Good eating practices among adolescent girls and young women are a critical component of good nutrition in the First 1,000 Days. Recognizing the importance of focusing on this key population, SPRING is partnering with nutrition leaders to push the agenda forward on improved diets and eating practices among this group.
The 2013 Lancet Series on Maternal and Child Nutrition provided new evidence on the importance of women’s nutrition at the time of conception and during pregnancy. The series also identified adolescent girls as a key priority, placing them together with women of reproductive age and mothers at the center of nutrition interventions. Given sufficient opportunity, including access to education and work, adolescent girls can become key contributors to the social and economic advancement of their countries. Good nutrition is fundamental to school achievement and productivity in the home and workplace.
Despite the recognized importance of adolescent girls’ and women’s nutrition for their health and that of their children, this group is virtually neglected in nutrition programming, with the exception of provision of iron and folic acid supplements during pregnancy. Over 15 years ago, the development of a set of guiding principles for complementary feeding of the breastfed child and guiding principles for feeding non-breastfed children 6-24 months of age helped to set the stage for improved young child nutrition programming.
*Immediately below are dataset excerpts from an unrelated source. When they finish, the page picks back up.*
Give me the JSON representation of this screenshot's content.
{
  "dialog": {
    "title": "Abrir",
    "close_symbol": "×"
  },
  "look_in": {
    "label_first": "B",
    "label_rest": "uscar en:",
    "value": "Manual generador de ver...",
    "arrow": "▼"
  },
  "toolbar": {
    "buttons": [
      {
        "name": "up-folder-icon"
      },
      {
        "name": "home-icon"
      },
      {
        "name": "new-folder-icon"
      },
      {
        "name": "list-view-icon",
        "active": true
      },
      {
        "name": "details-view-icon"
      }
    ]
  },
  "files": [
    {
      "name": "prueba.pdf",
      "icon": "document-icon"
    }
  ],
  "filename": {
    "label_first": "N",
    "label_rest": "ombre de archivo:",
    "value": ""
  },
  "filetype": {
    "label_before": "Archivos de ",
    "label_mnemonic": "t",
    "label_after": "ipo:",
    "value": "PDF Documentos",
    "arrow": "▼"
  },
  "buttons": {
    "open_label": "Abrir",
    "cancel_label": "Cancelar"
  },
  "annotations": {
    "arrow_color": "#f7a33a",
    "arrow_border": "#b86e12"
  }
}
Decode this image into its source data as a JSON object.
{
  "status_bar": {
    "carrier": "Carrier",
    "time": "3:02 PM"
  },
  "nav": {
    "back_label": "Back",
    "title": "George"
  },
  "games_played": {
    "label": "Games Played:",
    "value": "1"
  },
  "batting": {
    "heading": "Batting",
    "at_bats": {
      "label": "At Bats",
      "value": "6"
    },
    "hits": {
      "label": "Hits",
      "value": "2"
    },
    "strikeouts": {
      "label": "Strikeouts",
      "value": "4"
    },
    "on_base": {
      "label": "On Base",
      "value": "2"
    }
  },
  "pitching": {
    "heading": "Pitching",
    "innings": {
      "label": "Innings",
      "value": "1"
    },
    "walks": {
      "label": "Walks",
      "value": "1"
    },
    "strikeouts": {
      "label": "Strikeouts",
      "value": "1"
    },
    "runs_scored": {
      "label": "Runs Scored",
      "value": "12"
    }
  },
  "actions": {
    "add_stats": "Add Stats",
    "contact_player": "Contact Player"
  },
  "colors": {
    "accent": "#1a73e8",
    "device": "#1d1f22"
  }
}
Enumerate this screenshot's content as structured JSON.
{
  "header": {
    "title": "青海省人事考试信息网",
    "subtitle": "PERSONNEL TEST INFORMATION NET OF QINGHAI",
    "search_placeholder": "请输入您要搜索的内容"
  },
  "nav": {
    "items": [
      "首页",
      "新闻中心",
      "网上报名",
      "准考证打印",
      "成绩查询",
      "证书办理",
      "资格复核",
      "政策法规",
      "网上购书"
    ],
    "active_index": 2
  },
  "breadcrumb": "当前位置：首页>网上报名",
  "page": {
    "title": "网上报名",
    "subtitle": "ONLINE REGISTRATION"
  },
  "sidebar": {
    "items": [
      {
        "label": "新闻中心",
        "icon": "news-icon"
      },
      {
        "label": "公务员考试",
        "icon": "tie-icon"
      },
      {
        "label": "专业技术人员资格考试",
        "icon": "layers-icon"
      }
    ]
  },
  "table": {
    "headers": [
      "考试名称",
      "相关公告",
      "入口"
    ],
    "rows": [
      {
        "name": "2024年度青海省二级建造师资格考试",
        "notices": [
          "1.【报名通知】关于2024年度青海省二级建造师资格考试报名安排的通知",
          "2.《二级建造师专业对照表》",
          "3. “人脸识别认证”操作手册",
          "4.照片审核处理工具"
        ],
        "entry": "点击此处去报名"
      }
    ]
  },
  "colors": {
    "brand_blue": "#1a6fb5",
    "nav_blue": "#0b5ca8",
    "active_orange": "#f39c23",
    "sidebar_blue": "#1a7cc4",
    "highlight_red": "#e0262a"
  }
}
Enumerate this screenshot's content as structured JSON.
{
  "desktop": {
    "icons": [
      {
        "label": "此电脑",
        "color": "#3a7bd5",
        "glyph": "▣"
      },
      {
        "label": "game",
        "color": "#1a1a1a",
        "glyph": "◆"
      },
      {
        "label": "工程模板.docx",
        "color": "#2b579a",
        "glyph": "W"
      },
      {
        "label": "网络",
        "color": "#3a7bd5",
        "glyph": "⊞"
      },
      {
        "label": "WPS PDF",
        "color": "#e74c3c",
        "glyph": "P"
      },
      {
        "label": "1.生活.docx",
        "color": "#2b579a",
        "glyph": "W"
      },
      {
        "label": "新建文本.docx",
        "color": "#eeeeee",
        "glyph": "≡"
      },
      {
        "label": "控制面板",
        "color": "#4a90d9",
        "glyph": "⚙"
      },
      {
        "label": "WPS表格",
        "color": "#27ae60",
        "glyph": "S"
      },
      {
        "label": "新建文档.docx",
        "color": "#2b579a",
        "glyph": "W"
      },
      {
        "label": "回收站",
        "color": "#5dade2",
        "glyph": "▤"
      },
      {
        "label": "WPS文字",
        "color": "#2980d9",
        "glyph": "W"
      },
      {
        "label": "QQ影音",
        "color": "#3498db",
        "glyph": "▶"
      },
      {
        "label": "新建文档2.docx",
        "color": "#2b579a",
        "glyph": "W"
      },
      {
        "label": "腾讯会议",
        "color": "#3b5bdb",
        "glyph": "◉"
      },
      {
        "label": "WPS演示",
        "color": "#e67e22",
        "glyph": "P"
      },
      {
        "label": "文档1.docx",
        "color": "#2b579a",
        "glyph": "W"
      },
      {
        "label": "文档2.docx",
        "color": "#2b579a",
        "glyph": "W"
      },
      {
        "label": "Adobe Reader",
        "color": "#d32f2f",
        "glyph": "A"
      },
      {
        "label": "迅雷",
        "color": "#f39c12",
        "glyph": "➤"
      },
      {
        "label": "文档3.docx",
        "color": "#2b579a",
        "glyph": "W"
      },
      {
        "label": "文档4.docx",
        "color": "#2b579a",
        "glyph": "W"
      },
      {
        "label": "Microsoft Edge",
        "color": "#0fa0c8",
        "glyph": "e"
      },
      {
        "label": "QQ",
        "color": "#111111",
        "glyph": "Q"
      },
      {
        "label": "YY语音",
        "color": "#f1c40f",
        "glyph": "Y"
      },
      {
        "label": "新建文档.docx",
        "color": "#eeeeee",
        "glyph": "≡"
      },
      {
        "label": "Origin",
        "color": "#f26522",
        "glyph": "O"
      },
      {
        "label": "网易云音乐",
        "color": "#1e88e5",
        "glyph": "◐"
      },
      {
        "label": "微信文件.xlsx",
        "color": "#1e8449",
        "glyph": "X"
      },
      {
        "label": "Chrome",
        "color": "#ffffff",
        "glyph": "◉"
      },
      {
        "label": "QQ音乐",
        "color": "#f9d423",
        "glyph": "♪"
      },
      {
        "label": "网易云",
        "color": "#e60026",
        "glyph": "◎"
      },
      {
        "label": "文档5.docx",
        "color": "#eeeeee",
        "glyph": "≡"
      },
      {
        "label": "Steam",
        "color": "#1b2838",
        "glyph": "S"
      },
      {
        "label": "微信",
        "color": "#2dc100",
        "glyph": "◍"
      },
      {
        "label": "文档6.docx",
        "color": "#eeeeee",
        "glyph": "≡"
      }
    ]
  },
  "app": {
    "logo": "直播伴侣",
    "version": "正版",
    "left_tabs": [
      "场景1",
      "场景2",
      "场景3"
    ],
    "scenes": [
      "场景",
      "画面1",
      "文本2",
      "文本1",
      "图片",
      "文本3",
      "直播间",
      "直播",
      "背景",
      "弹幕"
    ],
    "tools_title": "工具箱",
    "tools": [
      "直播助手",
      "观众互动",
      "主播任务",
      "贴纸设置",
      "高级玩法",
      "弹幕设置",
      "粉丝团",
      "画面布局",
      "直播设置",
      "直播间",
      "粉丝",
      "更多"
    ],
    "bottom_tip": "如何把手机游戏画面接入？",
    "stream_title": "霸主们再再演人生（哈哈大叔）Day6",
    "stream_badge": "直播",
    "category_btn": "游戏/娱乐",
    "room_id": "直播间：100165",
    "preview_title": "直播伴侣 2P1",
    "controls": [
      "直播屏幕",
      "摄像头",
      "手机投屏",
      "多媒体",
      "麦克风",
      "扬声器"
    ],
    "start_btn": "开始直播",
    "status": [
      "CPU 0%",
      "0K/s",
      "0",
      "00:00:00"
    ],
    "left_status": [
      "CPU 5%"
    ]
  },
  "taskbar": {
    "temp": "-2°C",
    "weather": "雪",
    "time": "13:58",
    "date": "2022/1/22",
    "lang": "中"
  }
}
The development of a set of recommendations for key diet and eating practices for adolescent girls, women of reproductive age, and mothers is needed to rapidly expand nutrition programming for this target group.
As an important first step in this process, SPRING, PAHO/WHO, USAID and FANTA are co-hosting a technical meeting in March 2015 in Washington DC to bring together global leaders in adolescent girls and/or women’s nutrition. The objectives are to review insights and lessons learned from two discussion papers commissioned by SPRING around adolescent girls’, women’s and maternal nutrition; identify characteristics and issues related to key diet and eating practices for strengthening policies and programs; and propose next steps in the development of a set of recommendations for key diet and eating practices.